Of course, not everyone has the option to cut creative ties — even temporarily — with the digital realm. In this case, something as simple as switching from working on a desktop to an iPad or embracing new tools can help inject a much needed sense of novelty into the process.

Take time to consume media, rather than just create it

Other times, the best thing to do for your creative supply is to put down the camera, pen, or iPad altogether. In these moments, it can help to take time to engage with others’ art, rather than focus entirely on generating your own. Museums, movies, galleries, plays, concerts, photography collections and other art books — all can serve as reservoirs of inspiration and restoration when your own reserves are low.

Take breaks

Sometimes, despite even his best efforts, Sessions finds himself wishing he could walk away from the creative industry entirely. “I start thinking about leaving it all behind and becoming a mailman somewhere, maybe out in the Midwest,” he said. It’s in those moments when he knows he’s hit his rock bottom — he’s officially burned out.

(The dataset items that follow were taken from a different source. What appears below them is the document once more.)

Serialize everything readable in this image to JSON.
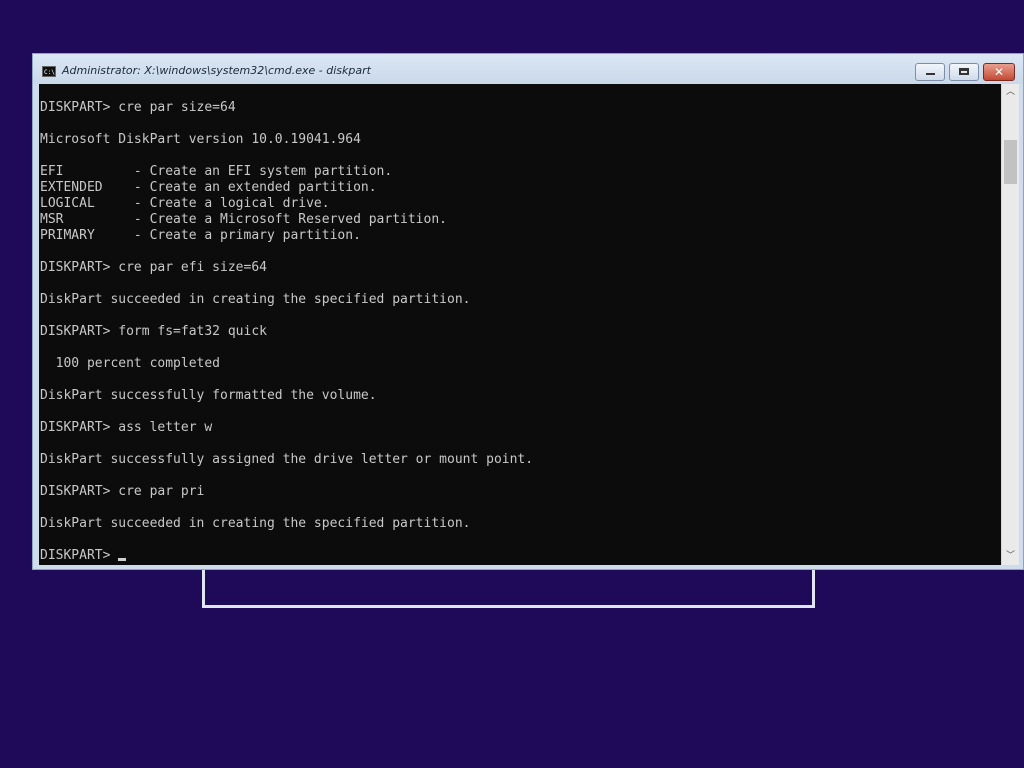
{
  "window": {
    "title": "Administrator: X:\\windows\\system32\\cmd.exe - diskpart",
    "icon": "cmd-icon",
    "icon_text": "C:\\"
  },
  "controls": {
    "minimize": "minimize-icon",
    "maximize": "maximize-icon",
    "close": "close-icon",
    "close_glyph": "✕"
  },
  "console": {
    "lines": [
      "DISKPART> cre par size=64",
      "",
      "Microsoft DiskPart version 10.0.19041.964",
      "",
      "EFI         - Create an EFI system partition.",
      "EXTENDED    - Create an extended partition.",
      "LOGICAL     - Create a logical drive.",
      "MSR         - Create a Microsoft Reserved partition.",
      "PRIMARY     - Create a primary partition.",
      "",
      "DISKPART> cre par efi size=64",
      "",
      "DiskPart succeeded in creating the specified partition.",
      "",
      "DISKPART> form fs=fat32 quick",
      "",
      "  100 percent completed",
      "",
      "DiskPart successfully formatted the volume.",
      "",
      "DISKPART> ass letter w",
      "",
      "DiskPart successfully assigned the drive letter or mount point.",
      "",
      "DISKPART> cre par pri",
      "",
      "DiskPart succeeded in creating the specified partition.",
      ""
    ],
    "prompt": "DISKPART> "
  },
  "scrollbar": {
    "up_glyph": "︿",
    "down_glyph": "﹀"
  },
  "colors": {
    "desktop": "#1f0a5a",
    "console_bg": "#0c0c0c",
    "console_text": "#c8c8c8"
  }
}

When this happens, there is little else to do but take a break. “There’s no other replacement for simply not doing the thing you’re burned out on,” Sessions said. For him, the path to recovery begins with stepping away earlier at night to make sure he has time to wind down and get a good night’s rest. From there, he takes a day off when he can and keeps his computer off as much as possible during the weekend. “It’s about filling your life with other things to the point that you’re able to better control how invested you are in a project or client,” he said.

Make lasting changes

That said, time off is not always an option. There is also no guarantee that you won’t simply slip back into your old, exhausting routine as soon as you’re back at your desk. To really step off the creative burnout carousel, you may have to have difficult conversations with clients and higher-ups. “There may be dynamics in a team that need to change, or a certain issue you need to address with the people you’re working with,” Sessions said.

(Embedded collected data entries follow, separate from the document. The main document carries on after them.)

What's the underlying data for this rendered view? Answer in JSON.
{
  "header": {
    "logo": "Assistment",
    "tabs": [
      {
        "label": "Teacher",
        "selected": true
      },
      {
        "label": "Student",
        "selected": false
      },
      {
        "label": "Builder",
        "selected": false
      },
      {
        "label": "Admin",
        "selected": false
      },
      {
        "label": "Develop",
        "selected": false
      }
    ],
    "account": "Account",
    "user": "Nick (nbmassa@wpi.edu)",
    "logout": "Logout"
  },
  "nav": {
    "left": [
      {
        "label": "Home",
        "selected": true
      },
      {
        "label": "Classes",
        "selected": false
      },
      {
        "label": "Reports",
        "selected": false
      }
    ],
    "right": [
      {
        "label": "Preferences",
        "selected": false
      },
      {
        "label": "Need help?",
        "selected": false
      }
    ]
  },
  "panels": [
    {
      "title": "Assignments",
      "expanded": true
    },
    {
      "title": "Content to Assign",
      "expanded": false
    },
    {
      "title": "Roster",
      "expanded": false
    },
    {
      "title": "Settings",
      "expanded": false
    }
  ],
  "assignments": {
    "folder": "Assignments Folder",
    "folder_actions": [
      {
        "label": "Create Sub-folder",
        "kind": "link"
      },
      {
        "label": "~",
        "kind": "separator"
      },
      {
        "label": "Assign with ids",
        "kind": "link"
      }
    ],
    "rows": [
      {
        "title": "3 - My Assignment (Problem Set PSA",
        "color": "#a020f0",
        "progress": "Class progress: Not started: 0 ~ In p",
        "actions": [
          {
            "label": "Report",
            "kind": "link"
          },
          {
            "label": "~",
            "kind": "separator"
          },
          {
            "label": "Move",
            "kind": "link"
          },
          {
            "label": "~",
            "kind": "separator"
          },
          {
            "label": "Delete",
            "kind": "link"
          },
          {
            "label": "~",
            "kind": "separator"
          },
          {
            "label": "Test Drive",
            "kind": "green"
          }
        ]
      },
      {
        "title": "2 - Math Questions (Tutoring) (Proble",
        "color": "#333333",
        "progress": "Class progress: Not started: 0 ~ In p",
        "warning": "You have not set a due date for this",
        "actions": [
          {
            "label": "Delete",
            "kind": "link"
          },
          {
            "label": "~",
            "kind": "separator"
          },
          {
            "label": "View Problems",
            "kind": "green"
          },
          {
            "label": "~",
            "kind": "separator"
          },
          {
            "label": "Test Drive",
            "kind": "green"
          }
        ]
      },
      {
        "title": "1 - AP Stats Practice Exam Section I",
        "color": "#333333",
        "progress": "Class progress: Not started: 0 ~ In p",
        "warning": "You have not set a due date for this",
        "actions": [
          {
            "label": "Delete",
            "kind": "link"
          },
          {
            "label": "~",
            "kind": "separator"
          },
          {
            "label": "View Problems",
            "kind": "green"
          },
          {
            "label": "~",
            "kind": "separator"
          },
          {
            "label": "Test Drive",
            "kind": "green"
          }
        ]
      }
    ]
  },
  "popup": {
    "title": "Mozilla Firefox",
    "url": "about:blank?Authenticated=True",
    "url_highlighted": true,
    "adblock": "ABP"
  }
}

Perhaps now is the time to end an engagement, or at the very least recalibrate the collaborative process to make sure it’s working equally for all parties. For those working at a creative agency or in-house, seeking a reassignment might be the best way forward for all parties involved.

Rethinking creative burnout

We experience burnout as individuals, but often the driving force has less to do with personal choices than demands brought on by larger forces. “Your clients are always going to want everything yesterday,” Sessions said.

But the good news is you are not powerless. By setting expectations and boundaries up front, you can ensure a process that is sustainable over the short and long term. Meanwhile, experiencing art and creation outside the pressures of pleasing stakeholders can bring more freedom back into the creative process. Finally, spending time consuming art can remind you what drew you to creating it in the first place.